There are five cities A, B, C, D, E on a certain island. Each city is connected to every other city by road. In how many ways can a person starting from city A come back to A after visiting some cities without visiting a city more than once and without taking the same road more than once ? (The order in which he visits the cities also matters. e.g., the routes `A rarr B rarr C A and A rarr C rarr B rarr A` are different).

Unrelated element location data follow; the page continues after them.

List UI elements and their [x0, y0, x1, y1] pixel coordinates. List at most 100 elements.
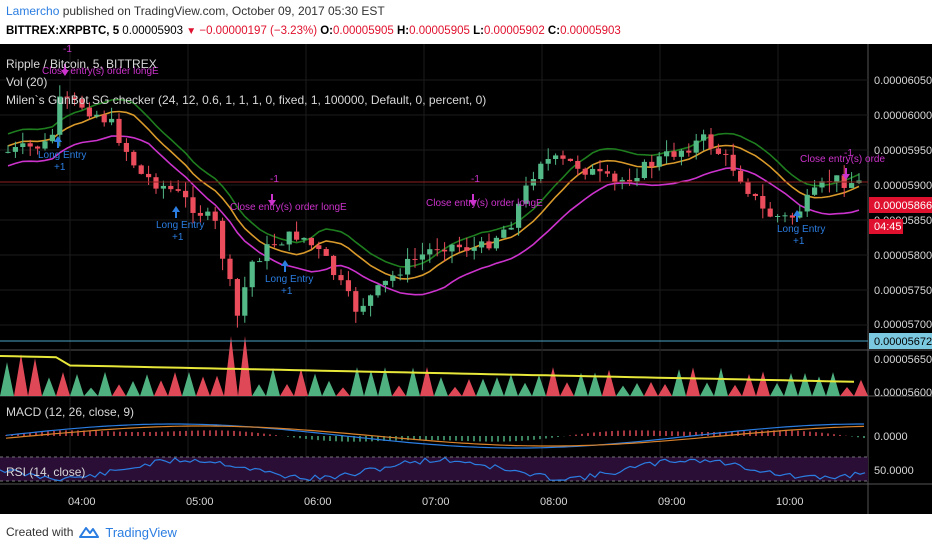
volume-area	[616, 385, 630, 396]
candle-body	[597, 168, 603, 172]
up-arrow-icon	[281, 260, 289, 272]
plus-one-label: +1	[54, 162, 66, 173]
author-link[interactable]: Lamercho	[6, 4, 60, 18]
candle-body	[516, 203, 522, 228]
candle-body	[146, 173, 152, 178]
candle-body	[849, 183, 855, 188]
candle-body	[471, 247, 477, 251]
minus-one-label: -1	[63, 44, 72, 55]
candle-body	[812, 187, 818, 195]
candle-body	[715, 148, 721, 154]
price-axis-label: 0.00006000	[874, 110, 932, 122]
volume-area	[840, 386, 854, 396]
candle-body	[175, 189, 181, 191]
candle-body	[612, 173, 618, 182]
time-axis-label: 08:00	[540, 496, 568, 508]
down-arrow-icon	[268, 194, 276, 206]
candle-body	[693, 140, 699, 153]
volume-area	[364, 370, 378, 396]
tradingview-logo-icon	[79, 527, 100, 538]
upper-band-line	[7, 98, 860, 268]
time-axis-label: 05:00	[186, 496, 214, 508]
candle-body	[123, 142, 129, 152]
minus-one-label: -1	[471, 174, 480, 185]
volume-area	[56, 372, 70, 396]
volume-area	[448, 386, 462, 396]
symbol-quote-line: BITTREX:XRPBTC, 5 0.00005903 ▼ −0.000001…	[6, 25, 621, 37]
volume-area	[434, 377, 448, 396]
candle-body	[338, 275, 344, 281]
minus-one-label: -1	[844, 148, 853, 159]
candle-body	[590, 168, 596, 175]
current-price-value: 0.00005866	[874, 200, 932, 212]
long-entry-label: Long Entry	[156, 220, 204, 231]
price-axis-label: 0.00005900	[874, 180, 932, 192]
candle-body	[501, 229, 507, 238]
candle-body	[109, 118, 115, 123]
close-label: C:	[547, 25, 561, 37]
candle-body	[160, 185, 166, 189]
volume-area	[126, 380, 140, 396]
volume-area	[672, 369, 686, 396]
time-axis-label: 04:00	[68, 496, 96, 508]
candle-body	[819, 181, 825, 188]
candle-body	[116, 118, 122, 143]
candle-body	[375, 285, 381, 296]
vol-marker-value: 0.00005672	[874, 336, 932, 348]
candle-body	[641, 161, 647, 179]
volume-area	[770, 382, 784, 396]
down-arrow-icon	[842, 168, 850, 180]
volume-area	[784, 372, 798, 396]
price-axis-label: 0.00005600	[874, 387, 932, 399]
candle-body	[301, 237, 307, 240]
candle-body	[538, 163, 544, 180]
volume-area	[238, 336, 252, 396]
volume-area	[224, 336, 238, 396]
candle-body	[449, 244, 455, 252]
candle-body	[508, 227, 514, 230]
price-axis-label: 0.00005700	[874, 319, 932, 331]
volume-area	[490, 377, 504, 396]
volume-area	[518, 382, 532, 396]
lower-band-line	[7, 135, 860, 296]
volume-area	[476, 378, 490, 396]
volume-area	[406, 367, 420, 396]
plus-one-label: +1	[281, 286, 293, 297]
candle-body	[634, 178, 640, 182]
candle-body	[752, 193, 758, 197]
volume-area	[28, 358, 42, 396]
middle-band-line	[7, 110, 860, 280]
candle-body	[382, 280, 388, 286]
plus-one-label: +1	[793, 236, 805, 247]
long-entry-label: Long Entry	[265, 274, 313, 285]
volume-area	[574, 372, 588, 396]
price-axis-label: 0.00006050	[874, 75, 932, 87]
time-axis-label: 07:00	[422, 496, 450, 508]
volume-histogram	[0, 336, 868, 396]
candle-body	[664, 151, 670, 157]
candle-body	[523, 185, 529, 204]
volume-area	[532, 374, 546, 396]
candle-body	[730, 154, 736, 171]
candle-body	[456, 244, 462, 248]
high-label: H:	[396, 25, 410, 37]
volume-area	[196, 376, 210, 396]
candle-body	[708, 134, 714, 149]
volume-area	[210, 375, 224, 396]
candle-body	[271, 244, 277, 246]
candle-body	[205, 211, 211, 216]
volume-area	[630, 382, 644, 396]
candle-body	[79, 99, 85, 108]
candle-body	[316, 245, 322, 250]
time-axis-label: 06:00	[304, 496, 332, 508]
candle-body	[553, 155, 559, 160]
volume-area	[168, 372, 182, 396]
candle-body	[397, 274, 403, 276]
grid	[0, 44, 868, 484]
volume-area	[812, 376, 826, 396]
candle-body	[434, 249, 440, 251]
tradingview-brand-link[interactable]: TradingView	[105, 524, 177, 540]
candle-body	[390, 275, 396, 281]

To solve the problem of how many ways a person can start from city A, visit some cities, and return to A without visiting any city more than once and without taking the same road more than once, we can break down the solution into several cases based on the number of cities visited. ### Step-by-Step Solution: 1. **Understanding the Problem**: - We have 5 cities: A, B, C, D, and E. - The person starts at city A and can visit any combination of the other cities (B, C, D, E) before returning to A. - The order of visiting matters, and no city can be visited more than once. 2. **Case 1: Visiting 4 Cities**: - If the person visits 4 cities (B, C, D, E), they will visit all of them before returning to A. - The number of ways to arrange 4 cities is given by \(4!\) (4 factorial). - Calculation: \[ 4! = 4 \times 3 \times 2 \times 1 = 24 \] 3. **Case 2: Visiting 3 Cities**: - The person can choose any 3 cities from the 4 available (B, C, D, E). - The number of ways to choose 3 cities from 4 is given by \(\binom{4}{3}\), and the number of arrangements of these 3 cities is \(3!\). - Calculation: \[ \binom{4}{3} = 4 \quad \text{(ways to choose 3 cities)} \] \[ 3! = 6 \quad \text{(ways to arrange 3 cities)} \] \[ \text{Total for this case} = 4 \times 6 = 24 \] 4. **Case 3: Visiting 2 Cities**: - The person can choose any 2 cities from the 4 available (B, C, D, E). - The number of ways to choose 2 cities from 4 is given by \(\binom{4}{2}\), and the number of arrangements of these 2 cities is \(2!\). - Calculation: \[ \binom{4}{2} = 6 \quad \text{(ways to choose 2 cities)} \] \[ 2! = 2 \quad \text{(ways to arrange 2 cities)} \] \[ \text{Total for this case} = 6 \times 2 = 12 \] 5. **Total Number of Ways**: - Now, we sum the total ways from all cases: \[ \text{Total} = 24 \, (\text{from case 1}) + 24 \, (\text{from case 2}) + 12 \, (\text{from case 3}) = 60 \] ### Final Answer: The total number of ways a person can start from city A, visit some cities, and return to A is **60**.